The price of petrol has been continually  climbing for the past 32 days, causing many Americans to spend as much as 10  percent of their income on gas.

Experts are puzzled why prices keep  ascending, as many drivers tend to shy away from long trips in the winter months  due to slick road conditions.

According to AAA’s Daily Fuel Gauge report,  the national average for a gallon of regular gas is $3.73, up two cents from  yesterday.

A year ago, the median price was $3.56 per  gallon.

The escalating cost of fuel comes as many  Americans are facing an end to Bush-era tax cuts and are already coping with  smaller paychecks and less disposable income.

KTLA reports  that regular fuel costs $5.09 a gallon, while premium can run up to an  eye-watering $5.39 a gallon.
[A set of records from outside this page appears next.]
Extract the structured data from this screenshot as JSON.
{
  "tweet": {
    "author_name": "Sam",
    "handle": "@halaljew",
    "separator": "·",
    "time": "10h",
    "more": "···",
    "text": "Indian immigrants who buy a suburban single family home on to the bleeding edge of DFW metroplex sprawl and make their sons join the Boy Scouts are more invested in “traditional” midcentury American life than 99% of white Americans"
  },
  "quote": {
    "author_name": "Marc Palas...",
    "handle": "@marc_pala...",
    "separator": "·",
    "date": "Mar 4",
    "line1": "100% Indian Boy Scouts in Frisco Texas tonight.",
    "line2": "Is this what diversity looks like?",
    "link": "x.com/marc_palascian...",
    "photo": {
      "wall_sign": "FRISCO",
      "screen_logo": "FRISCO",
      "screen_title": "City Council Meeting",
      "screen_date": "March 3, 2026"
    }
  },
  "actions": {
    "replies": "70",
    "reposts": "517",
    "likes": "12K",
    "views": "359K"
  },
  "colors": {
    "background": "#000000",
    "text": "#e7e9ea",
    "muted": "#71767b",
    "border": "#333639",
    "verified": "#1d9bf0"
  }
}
With most non-hybrid vehicles getting between  20-30 miles per gallon and most drivers averaging 29 miles a day, the price  spike is worrisome, especially since fuel prices tend to rise during the spring  and summer months.

The cause of the price hikes is complex —CNN Money reports that it is a ‘confluence of factors, from rising  crude oil prices, to production cuts and refinery closings.’

In addition, consumer reports show that the  job and housing markets are slowly but surely creeping back to where they were  before the recession, meaning the cost of oil has been rising with  it.

Pound for pound, North Dakotans have paid the  most for fuel, based on their income. According to AAA’s Fuel Gauge Report, the  average gas price is $3.67 a gallon.

While it’s not the priciest in the nation, it  is a whopping 10.3 percent of their income.

Prices typically rise in March and April,  when car owners begin to travel longer distances.